Methods: Mixed methods were used. Data from SARDs patients (n = 1853) were compared with controls (n = 463) and clinicians (n = 289). In-depth interviews (n = 113) were analysed thematically. Statistical tests compared means of survey items between: patients and controls, 8 different SARD groups, and clinician specialities.
Results: Self-reported lifetime prevalences of all 30 neuropsychiatric symptoms investigated (including cognitive, sensorimotor and psychiatric) were significantly higher in SARDs than controls. Validated instruments assessed 55% of SARDs patients as currently having depression and 57% anxiety. Barriers to identifying neuropsychiatric symptoms included: 1) limits to knowledge, guidelines, objective tests, and inter-specialty cooperation; 2) subjectivity, invisibility and believability of symptoms; and 3) under-eliciting, under-reporting and under-documenting. A lower proportion of clinicians (4%) reported never/rarely asking patients about mental health symptoms than the 74% of patients who reported never/rarely being asked in clinic (p< 0.001). Over 50% of SARDs patients had never/rarely reported their mental health symptoms to clinicians; a proportion under-estimated at < 10% by clinicians (p< 0.001).
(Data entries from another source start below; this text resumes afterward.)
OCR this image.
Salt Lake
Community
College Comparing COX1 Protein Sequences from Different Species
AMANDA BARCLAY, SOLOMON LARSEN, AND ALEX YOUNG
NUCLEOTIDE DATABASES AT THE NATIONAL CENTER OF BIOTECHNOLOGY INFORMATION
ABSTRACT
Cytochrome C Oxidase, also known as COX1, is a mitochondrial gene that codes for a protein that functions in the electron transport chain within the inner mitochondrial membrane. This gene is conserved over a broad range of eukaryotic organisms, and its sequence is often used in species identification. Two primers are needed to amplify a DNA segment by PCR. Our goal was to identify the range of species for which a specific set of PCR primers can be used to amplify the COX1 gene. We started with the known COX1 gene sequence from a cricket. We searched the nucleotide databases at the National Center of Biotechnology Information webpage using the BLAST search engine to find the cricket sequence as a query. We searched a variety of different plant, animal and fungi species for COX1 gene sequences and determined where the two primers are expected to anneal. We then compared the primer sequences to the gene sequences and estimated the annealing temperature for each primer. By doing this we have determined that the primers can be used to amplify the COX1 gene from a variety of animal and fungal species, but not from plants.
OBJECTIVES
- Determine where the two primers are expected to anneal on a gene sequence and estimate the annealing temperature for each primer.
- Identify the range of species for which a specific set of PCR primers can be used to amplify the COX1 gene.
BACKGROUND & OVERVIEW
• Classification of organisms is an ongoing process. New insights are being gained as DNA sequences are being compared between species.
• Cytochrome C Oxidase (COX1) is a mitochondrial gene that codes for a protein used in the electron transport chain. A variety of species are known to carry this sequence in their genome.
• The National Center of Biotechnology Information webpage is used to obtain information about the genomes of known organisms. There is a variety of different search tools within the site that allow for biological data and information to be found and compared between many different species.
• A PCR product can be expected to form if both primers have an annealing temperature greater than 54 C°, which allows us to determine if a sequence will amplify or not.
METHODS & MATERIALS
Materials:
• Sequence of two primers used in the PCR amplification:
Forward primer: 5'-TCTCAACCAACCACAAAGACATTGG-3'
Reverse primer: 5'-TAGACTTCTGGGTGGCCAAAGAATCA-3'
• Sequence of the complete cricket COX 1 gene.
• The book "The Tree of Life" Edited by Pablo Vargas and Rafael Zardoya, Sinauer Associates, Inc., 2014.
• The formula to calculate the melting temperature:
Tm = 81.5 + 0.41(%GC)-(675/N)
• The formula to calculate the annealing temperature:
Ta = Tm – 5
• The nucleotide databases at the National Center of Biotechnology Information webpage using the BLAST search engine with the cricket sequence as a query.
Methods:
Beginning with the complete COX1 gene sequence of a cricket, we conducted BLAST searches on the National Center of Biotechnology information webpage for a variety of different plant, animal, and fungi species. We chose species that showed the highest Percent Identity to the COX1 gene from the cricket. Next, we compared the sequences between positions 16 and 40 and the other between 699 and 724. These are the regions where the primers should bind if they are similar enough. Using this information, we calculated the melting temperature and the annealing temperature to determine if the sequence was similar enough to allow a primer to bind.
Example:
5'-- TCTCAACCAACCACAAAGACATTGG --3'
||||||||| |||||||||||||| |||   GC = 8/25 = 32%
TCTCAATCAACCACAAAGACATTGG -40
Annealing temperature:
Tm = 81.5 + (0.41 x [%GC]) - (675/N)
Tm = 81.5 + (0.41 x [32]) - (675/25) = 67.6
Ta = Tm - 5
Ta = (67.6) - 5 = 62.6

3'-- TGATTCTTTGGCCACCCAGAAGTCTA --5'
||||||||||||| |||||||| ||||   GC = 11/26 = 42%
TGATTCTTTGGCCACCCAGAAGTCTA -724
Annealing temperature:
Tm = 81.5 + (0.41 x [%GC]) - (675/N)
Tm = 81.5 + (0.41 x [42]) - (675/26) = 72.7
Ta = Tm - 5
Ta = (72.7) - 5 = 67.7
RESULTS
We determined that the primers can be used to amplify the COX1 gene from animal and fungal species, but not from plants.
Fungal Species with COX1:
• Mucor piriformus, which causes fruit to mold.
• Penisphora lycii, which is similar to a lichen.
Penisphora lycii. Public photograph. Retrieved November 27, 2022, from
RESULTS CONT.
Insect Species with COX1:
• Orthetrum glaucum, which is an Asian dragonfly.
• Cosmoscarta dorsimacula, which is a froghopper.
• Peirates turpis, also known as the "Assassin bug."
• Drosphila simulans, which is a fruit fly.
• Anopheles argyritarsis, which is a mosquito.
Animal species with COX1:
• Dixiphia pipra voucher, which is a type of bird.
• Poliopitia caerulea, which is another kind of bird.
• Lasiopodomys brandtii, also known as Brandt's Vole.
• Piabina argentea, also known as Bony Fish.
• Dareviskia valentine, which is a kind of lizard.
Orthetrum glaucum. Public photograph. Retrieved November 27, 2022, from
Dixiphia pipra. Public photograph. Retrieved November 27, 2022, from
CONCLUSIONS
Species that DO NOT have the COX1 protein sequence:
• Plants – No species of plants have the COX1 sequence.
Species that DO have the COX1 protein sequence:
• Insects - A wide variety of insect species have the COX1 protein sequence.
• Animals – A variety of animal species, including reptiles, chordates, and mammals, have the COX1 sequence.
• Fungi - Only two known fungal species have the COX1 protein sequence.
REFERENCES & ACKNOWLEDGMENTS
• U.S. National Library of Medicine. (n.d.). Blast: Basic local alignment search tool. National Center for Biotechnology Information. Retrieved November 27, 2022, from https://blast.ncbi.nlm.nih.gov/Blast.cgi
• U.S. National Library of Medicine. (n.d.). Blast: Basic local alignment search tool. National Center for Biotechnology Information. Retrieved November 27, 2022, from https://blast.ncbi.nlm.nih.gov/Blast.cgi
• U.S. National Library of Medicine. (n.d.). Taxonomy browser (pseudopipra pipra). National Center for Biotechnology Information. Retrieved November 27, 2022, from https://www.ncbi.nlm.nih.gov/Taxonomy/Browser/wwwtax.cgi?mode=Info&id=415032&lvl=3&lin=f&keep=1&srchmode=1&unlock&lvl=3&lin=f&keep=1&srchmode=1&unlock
Conclusion: Neuropsychiatric symptom self-reported prevalences are significantly higher in SARDs than controls, and greatly underestimated by most clinicians. Research relying on medical records and current guidelines is unlikely to accurately reflect patients' experiences of neuropsychiatric symptoms. Improved inter-specialty communication and greater patient involvement is needed in SARD care and research.